Suzanne Horvath

Accueil L'histoire de la honte Les romancières hongroises
Une histoire d’honneurs et de hontes - p.73

Dans tous les « asiles » l'accueil commence donc par ces mêmes détails, qui, aussi insignifiants paraissent-ils, pèsent lourdement dans le processus qui vise à  briser  les pensionnaires, c'est-à-dire à enlever leur individualité.

Une autre série de mesures s'emploie à rendre le décor aussi fruste et dépouillé que possible, en lui ôtant tout superflu, tout luxe, en enlevant aux objets utilitaires leur moindre aspect esthétique ou confortable.
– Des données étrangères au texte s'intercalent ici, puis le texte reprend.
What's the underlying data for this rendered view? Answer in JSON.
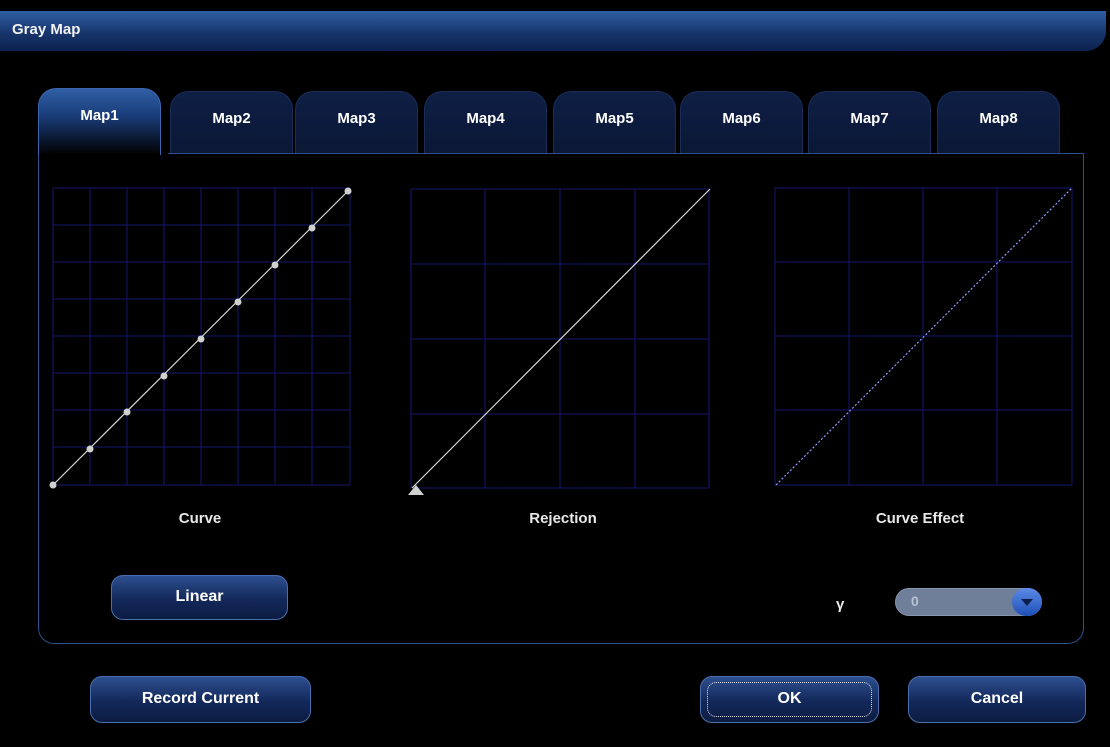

C'est pourquoi on est réveillé en sursaut, sans qu'aucun motif utilitaire ne l'indique, à cinq heures du matin, brutalement ; on doit se laver les dents dans des verres en métal et se rincer la bouche avec du permanganate de potassium ; c'est pourquoi, dans les dortoirs communs, dans les lavabos, c'est toujours de larges abreuvoirs en fer blanc qui font le tour des trois murs. Mais l'accueil ne fait que préparer le reste : restreindre la liberté des mouvements au sens strict et figuré, ordonner au moyen d'une hiérarchie rigide, chaque point de rencontre et chaque moment de rencontre entre les individus, en déterminant à l'avance les rapports de force, les modalités de la soumission.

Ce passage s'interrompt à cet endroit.